I want to be direct about something, because I hear the skepticism and I think it is healthy. Sixty-five percent of construction professionals report neutral or low trust in AI outputs. That is a rational response to a lot of overpromised technology.

Our technology does not remove engineers from the process. It removes the repetitive, time-consuming work of manually routing and re-routing geometry so that engineers can focus on the decisions that actually require judgment. Constructability review, coordination trade-offs, field conditions, value engineering trade-offs where someone with experience needs to weigh in. None of that goes away, but rather the time gets reallocated. What goes away is spending 320 hours on a model that should take considerably less time - the demand and pressure requires quicker modeling.

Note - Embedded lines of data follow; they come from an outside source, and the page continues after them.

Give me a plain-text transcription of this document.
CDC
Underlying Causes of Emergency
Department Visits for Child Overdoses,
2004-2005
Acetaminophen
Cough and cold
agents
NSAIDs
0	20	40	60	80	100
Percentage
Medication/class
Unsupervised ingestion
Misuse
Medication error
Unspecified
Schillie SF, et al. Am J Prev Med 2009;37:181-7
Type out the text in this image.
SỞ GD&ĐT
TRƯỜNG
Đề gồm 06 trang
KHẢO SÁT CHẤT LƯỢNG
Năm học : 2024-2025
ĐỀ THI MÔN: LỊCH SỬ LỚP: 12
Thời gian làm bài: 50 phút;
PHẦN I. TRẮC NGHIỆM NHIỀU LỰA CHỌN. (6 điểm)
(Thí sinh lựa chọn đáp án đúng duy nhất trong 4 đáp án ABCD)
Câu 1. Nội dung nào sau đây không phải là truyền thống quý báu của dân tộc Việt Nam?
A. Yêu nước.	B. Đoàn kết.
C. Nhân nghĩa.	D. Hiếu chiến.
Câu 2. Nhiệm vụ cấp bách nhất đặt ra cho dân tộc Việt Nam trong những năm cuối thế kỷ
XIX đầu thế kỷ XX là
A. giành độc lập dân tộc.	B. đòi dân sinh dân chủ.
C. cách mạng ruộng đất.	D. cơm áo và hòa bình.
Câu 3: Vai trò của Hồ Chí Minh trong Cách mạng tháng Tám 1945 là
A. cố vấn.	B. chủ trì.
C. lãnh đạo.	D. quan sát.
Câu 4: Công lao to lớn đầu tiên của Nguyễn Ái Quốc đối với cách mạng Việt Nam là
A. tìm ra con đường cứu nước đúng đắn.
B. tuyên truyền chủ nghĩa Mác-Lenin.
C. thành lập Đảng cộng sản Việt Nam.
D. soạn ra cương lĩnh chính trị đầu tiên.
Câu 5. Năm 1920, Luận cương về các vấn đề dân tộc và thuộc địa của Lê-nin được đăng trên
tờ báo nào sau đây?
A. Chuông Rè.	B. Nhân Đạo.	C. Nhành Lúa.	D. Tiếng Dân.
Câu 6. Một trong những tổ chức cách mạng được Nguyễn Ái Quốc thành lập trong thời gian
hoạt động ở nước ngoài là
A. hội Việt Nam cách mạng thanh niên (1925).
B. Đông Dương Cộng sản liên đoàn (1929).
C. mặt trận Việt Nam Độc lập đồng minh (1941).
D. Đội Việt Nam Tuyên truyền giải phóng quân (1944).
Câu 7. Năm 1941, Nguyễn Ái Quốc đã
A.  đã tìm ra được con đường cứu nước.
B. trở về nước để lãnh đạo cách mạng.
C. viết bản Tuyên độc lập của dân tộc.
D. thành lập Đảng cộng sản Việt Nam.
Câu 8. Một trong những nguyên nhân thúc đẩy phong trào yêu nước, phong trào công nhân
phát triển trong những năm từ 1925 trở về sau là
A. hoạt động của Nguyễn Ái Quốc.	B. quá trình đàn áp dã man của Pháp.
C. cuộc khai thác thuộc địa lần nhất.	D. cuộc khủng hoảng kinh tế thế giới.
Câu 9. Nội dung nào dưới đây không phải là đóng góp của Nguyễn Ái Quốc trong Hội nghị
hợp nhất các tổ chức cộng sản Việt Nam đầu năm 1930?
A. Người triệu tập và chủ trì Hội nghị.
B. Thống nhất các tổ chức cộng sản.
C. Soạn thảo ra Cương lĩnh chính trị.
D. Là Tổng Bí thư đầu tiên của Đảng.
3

The goal is to give your VDC team the time and mental bandwidth to complete the work only they can do.

Why this matters beyond the data center.

When we started Augmenta, I was thinking about more than construction efficiency. I was thinking about what it would mean to make high-performance building design the default outcome on every project, not just the ones with the biggest budgets. The high perceived cost of changing to a more efficient process has historically been a barrier to doing things right. Core building system design automation does not just make things faster; it enables more time for critical decision-making, and those benefits are also accessible at scale.

Data centers are where that capability is being stress-tested right now, because the stakes are highest and the timelines are shortest. But the same platform, the same spatial AI that routes dozens of miles of electrical systems through a hyperscale facility, is also at work on hospitals, schools, and infrastructure projects where getting the design right has consequences that outlast the construction contract.

Everyone is talking about how much infrastructure AI will require. What’s becoming apparent is that building that infrastructure needs AI.